Por su parte, el alcalde de la Línea señalaba este año en una entrevista que en el acuerdo falta aclarar temas como el cobro de pensiones de los trabajadores transfronterizos. También teme que la convergencia entre los dos lados de la frontera empeore las condiciones de vida en La Línea, que precisaría de una mayor inversión en infraestructuras y un plan especial.

El acto de este miércoles marca el fin de una anomalía que llevaba pendiente desde el referéndum del brexit en 2016. En la práctica, será una vuelta a la situación anterior al bloqueo franquista: personas y mercancías circulando sin control físico entre Gibraltar y España.
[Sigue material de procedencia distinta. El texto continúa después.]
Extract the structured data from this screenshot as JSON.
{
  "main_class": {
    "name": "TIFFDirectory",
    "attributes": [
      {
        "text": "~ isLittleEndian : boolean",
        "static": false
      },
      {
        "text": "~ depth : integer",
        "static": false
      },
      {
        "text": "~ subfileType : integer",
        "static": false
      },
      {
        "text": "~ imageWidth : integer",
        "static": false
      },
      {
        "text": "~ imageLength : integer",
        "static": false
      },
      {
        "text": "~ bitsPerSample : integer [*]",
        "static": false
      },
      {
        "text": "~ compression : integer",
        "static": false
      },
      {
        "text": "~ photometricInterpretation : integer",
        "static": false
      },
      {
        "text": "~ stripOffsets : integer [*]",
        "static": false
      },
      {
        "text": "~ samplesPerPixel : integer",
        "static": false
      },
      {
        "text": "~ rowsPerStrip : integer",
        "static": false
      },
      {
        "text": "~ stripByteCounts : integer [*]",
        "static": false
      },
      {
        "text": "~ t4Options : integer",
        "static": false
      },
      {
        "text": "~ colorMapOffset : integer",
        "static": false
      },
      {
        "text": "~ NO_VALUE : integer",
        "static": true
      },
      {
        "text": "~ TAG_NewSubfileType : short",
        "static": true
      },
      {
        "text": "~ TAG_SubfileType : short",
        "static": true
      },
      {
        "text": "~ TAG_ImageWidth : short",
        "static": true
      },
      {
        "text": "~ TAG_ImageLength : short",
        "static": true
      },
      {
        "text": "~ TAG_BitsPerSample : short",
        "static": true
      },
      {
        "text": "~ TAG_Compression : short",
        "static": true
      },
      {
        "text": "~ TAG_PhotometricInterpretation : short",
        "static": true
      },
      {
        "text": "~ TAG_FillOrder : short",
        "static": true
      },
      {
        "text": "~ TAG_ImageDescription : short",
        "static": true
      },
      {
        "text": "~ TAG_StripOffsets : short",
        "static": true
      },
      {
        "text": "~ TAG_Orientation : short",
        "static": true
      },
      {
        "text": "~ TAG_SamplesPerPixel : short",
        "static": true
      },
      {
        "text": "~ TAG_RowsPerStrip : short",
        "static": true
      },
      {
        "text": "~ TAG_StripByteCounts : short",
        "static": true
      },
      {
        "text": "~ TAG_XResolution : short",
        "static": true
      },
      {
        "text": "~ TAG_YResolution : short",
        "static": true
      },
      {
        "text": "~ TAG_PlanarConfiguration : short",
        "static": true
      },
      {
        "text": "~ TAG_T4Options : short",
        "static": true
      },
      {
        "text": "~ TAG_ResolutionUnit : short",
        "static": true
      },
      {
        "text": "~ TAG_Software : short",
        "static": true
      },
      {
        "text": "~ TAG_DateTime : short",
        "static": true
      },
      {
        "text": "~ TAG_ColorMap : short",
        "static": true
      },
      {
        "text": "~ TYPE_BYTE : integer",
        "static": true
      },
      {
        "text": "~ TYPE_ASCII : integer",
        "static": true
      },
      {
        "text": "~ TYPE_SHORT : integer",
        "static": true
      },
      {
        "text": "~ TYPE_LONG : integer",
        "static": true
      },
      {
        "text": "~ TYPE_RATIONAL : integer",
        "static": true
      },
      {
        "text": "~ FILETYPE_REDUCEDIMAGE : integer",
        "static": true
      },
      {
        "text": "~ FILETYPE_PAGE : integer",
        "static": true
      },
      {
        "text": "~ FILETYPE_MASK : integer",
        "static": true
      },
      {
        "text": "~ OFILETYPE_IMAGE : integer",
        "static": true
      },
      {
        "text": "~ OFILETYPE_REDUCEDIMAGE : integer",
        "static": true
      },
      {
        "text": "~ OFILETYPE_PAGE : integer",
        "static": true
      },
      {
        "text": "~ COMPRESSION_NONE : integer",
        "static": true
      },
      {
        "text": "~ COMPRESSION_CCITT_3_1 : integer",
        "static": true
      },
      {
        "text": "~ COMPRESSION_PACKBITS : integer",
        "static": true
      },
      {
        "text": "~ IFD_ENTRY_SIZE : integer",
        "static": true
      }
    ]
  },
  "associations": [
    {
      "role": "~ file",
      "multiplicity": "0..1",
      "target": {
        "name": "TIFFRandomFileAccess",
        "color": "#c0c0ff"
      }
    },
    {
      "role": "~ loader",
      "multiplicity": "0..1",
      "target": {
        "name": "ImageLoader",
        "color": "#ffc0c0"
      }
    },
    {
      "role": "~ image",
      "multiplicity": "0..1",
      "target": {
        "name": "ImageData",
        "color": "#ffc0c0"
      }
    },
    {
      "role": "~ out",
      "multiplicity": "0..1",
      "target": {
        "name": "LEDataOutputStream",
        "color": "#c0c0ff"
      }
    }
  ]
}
Pero con un matiz que no existía antes de 1969: esa frontera abierta será, por primera vez, una frontera también española y europea, con el control migratorio a cargo de la Policía Nacional y sometida al acervo Schengen. 

Lo que el tratado no resuelve —y no pretende resolver— es la disputa de soberanía. Naciones Unidas sigue instando a España y el Reino Unido a alcanzar, por la vía bilateral, una solución definitiva sobre el estatus de Gibraltar, un proceso que permanece de facto congelado.